Les assauts livrés par l’islamisme contre l’école en France ont longtemps été minimisés, voire passés sous silence. L’école publique et laïque tenait bon, tel était le discours officiel. Et l’État n’avait-il pas sévi en interdisant le port du voile en 2004 ? Bien sûr il y avait la fuite de l’école publique par les élèves juifs de banlieue, et les exigences islamistes d’avoir des menus halal à la cantine, des cours de natation non mixtes, des sorties scolaires accompagnées par des femmes voilées, des cours qui n’abordent pas la Shoah, ni le corps humain, ni l’égale condition des femmes, ni la guerre d’Algérie, ni le Coran ou l’islam dans une perspective strictement historique… mais il y avait un consensus pour en parler le moins possible, « pour ne pas stigmatiser les musulmans ».
Il y avait bien eu les Territoires perdus de la République (ouvrage collectif publié par des enseignants et chefs d’établissements en 2002) et, en 2004, le rapport de l’Inspecteur général de l’Éducation nationale Obin, mais ces cris d’alarme avaient été étouffés.
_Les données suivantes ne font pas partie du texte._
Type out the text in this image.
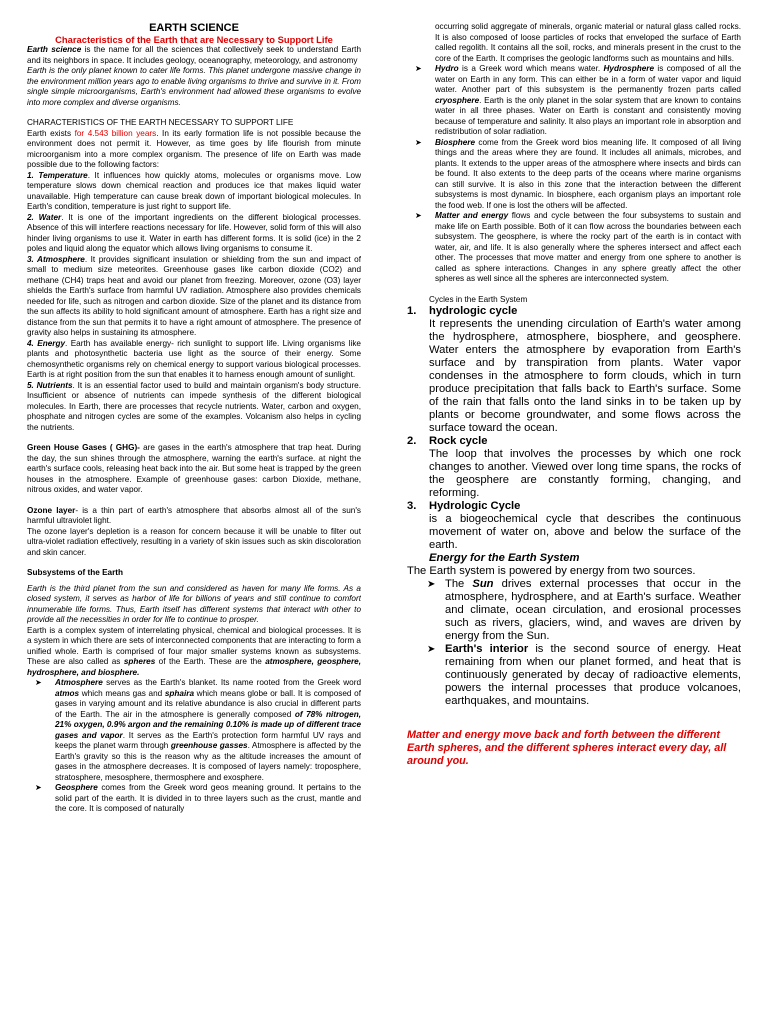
EARTH SCIENCE
Characteristics of the Earth that are Necessary to Support Life

Earth science is the name for all the sciences that collectively seek to understand Earth and its neighbors in space. It includes geology, oceanography, meteorology, and astronomy

Earth is the only planet known to cater life forms. This planet undergone massive change in the environment million years ago to enable living organisms to thrive and survive in it. From single simple microorganisms, Earth's environment had allowed these organisms to evolve into more complex and diverse organisms.

CHARACTERISTICS OF THE EARTH NECESSARY TO SUPPORT LIFE

Earth exists for 4.543 billion years. In its early formation life is not possible because the environment does not permit it. However, as time goes by life flourish from minute microorganism into a more complex organism. The presence of life on Earth was made possible due to the following factors:

1. Temperature. It influences how quickly atoms, molecules or organisms move. Low temperature slows down chemical reaction and produces ice that makes liquid water unavailable. High temperature can cause break down of important biological molecules. In Earth's condition, temperature is just right to support life.

2. Water. It is one of the important ingredients on the different biological processes. Absence of this will interfere reactions necessary for life. However, solid form of this will also hinder living organisms to use it. Water in earth has different forms. It is solid (ice) in the 2 poles and liquid along the equator which allows living organisms to consume it.

3. Atmosphere. It provides significant insulation or shielding from the sun and impact of small to medium size meteorites. Greenhouse gases like carbon dioxide (CO2) and methane (CH4) traps heat and avoid our planet from freezing. Moreover, ozone (O3) layer shields the Earth's surface from harmful UV radiation. Atmosphere also provides chemicals needed for life, such as nitrogen and carbon dioxide. Size of the planet and its distance from the sun affects its ability to hold significant amount of atmosphere. Earth has a right size and distance from the sun that permits it to have a right amount of atmosphere. The presence of gravity also helps in sustaining its atmosphere.

4. Energy. Earth has available energy- rich sunlight to support life. Living organisms like plants and photosynthetic bacteria use light as the source of their energy. Some chemosynthetic organisms rely on chemical energy to support various biological processes. Earth is at right position from the sun that enables it to harness enough amount of sunlight.

5. Nutrients. It is an essential factor used to build and maintain organism's body structure. Insufficient or absence of nutrients can impede synthesis of the different biological molecules. In Earth, there are processes that recycle nutrients. Water, carbon and oxygen, phosphate and nitrogen cycles are some of the examples. Volcanism also helps in cycling the nutrients.

Green House Gases ( GHG)- are gases in the earth's atmosphere that trap heat. During the day, the sun shines through the atmosphere, warning the earth's surface. at night the earth's surface cools, releasing heat back into the air. But some heat is trapped by the green houses in the atmosphere. Example of greenhouse gases: carbon Dioxide, methane, nitrous oxides, and water vapor.

Ozone layer- is a thin part of earth's atmosphere that absorbs almost all of the sun's harmful ultraviolet light.

The ozone layer's depletion is a reason for concern because it will be unable to filter out ultra-violet radiation effectively, resulting in a variety of skin issues such as skin discoloration and skin cancer.

Subsystems of the Earth

Earth is the third planet from the sun and considered as haven for many life forms. As a closed system, it serves as harbor of life for billions of years and still continue to comfort innumerable life forms. Thus, Earth itself has different systems that interact with other to provide all the necessities in order for life to continue to prosper.

Earth is a complex system of interrelating physical, chemical and biological processes. It is a system in which there are sets of interconnected components that are interacting to form a unified whole. Earth is comprised of four major smaller systems known as subsystems. These are also called as spheres of the Earth. These are the atmosphere, geosphere, hydrosphere, and biosphere.

➤ Atmosphere serves as the Earth's blanket. Its name rooted from the Greek word atmos which means gas and sphaira which means globe or ball. It is composed of gases in varying amount and its relative abundance is also crucial in different parts of the Earth. The air in the atmosphere is generally composed of 78% nitrogen, 21% oxygen, 0.9% argon and the remaining 0.10% is made up of different trace gases and vapor. It serves as the Earth's protection form harmful UV rays and keeps the planet warm through greenhouse gasses. Atmosphere is affected by the Earth's gravity so this is the reason why as the altitude increases the amount of gases in the atmosphere decreases. It is composed of layers namely: troposphere, stratosphere, mesosphere, thermosphere and exosphere.

➤ Geosphere comes from the Greek word geos meaning ground. It pertains to the solid part of the earth. It is divided in to three layers such as the crust, mantle and the core. It is composed of naturally

occurring solid aggregate of minerals, organic material or natural glass called rocks. It is also composed of loose particles of rocks that enveloped the surface of Earth called regolith. It contains all the soil, rocks, and minerals present in the crust to the core of the Earth. It comprises the geologic landforms such as mountains and hills.

➤ Hydro is a Greek word which means water. Hydrosphere is composed of all the water on Earth in any form. This can either be in a form of water vapor and liquid water. Another part of this subsystem is the permanently frozen parts called cryosphere. Earth is the only planet in the solar system that are known to contains water in all three phases. Water on Earth is constant and consistently moving because of temperature and salinity. It also plays an important role in absorption and redistribution of solar radiation.

➤ Biosphere come from the Greek word bios meaning life. It composed of all living things and the areas where they are found. It includes all animals, microbes, and plants. It extends to the upper areas of the atmosphere where insects and birds can be found. It also extents to the deep parts of the oceans where marine organisms can still survive. It is also in this zone that the interaction between the different subsystems is most dynamic. In biosphere, each organism plays an important role the food web. If one is lost the others will be affected.

➤ Matter and energy flows and cycle between the four subsystems to sustain and make life on Earth possible. Both of it can flow across the boundaries between each subsystem. The geosphere, is where the rocky part of the earth is in contact with water, air, and life. It is also generally where the spheres intersect and affect each other. The processes that move matter and energy from one sphere to another is called as sphere interactions. Changes in any sphere greatly affect the other spheres as well since all the spheres are interconnected system.

Cycles in the Earth System

1. hydrologic cycle

It represents the unending circulation of Earth's water among the hydrosphere, atmosphere, biosphere, and geosphere. Water enters the atmosphere by evaporation from Earth's surface and by transpiration from plants. Water vapor condenses in the atmosphere to form clouds, which in turn produce precipitation that falls back to Earth's surface. Some of the rain that falls onto the land sinks in to be taken up by plants or become groundwater, and some flows across the surface toward the ocean.

2. Rock cycle

The loop that involves the processes by which one rock changes to another. Viewed over long time spans, the rocks of the geosphere are constantly forming, changing, and reforming.

3. Hydrologic Cycle

is a biogeochemical cycle that describes the continuous movement of water on, above and below the surface of the earth.

Energy for the Earth System

The Earth system is powered by energy from two sources.

➤ The Sun drives external processes that occur in the atmosphere, hydrosphere, and at Earth's surface. Weather and climate, ocean circulation, and erosional processes such as rivers, glaciers, wind, and waves are driven by energy from the Sun.

➤ Earth's interior is the second source of energy. Heat remaining from when our planet formed, and heat that is continuously generated by decay of radioactive elements, powers the internal processes that produce volcanoes, earthquakes, and mountains.

Matter and energy move back and forth between the different Earth spheres, and the different spheres interact every day, all around you.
Depuis les attentats de 2015, les informations sur les « atteintes à la laïcité » (sic) sont rapportées en haut lieu de manière plus conséquente. Ainsi, l’an dernier, 935 cas d’atteinte à la laïcité ont été signalés à l’échelle de la France dans les écoles publiques. À partir de la rentrée 2017, un vademecum de la laïcité à l’école a été mis à disposition du personnel de l’Éducation nationale et des référents laïcité ont été instaurés pour l’aider à réagir aux situations concrètes. Pour autant, le drame de l’assassinat de Samuel Paty montre que l’institution scolaire n’apporte pas un soutien assez déterminé aux professeurs confrontés aux contestations de leurs cours par les parents ou élèves musulmans. Dans le projet de loi sur le séparatisme présenté par le président Macron, on peine pour l’instant à trouver ne serait-ce qu’une mesure concrète pour desserrer l’étau islamiste étouffant l’école publique. Il faut dire que l’institution, comme le montre J.-P. Obin dans Comment on a laissé l’islamisme pénétrer l’école (Hermann, 2020), tend à voir les élèves musulmans avant tout comme des victimes et se comporte en conséquence.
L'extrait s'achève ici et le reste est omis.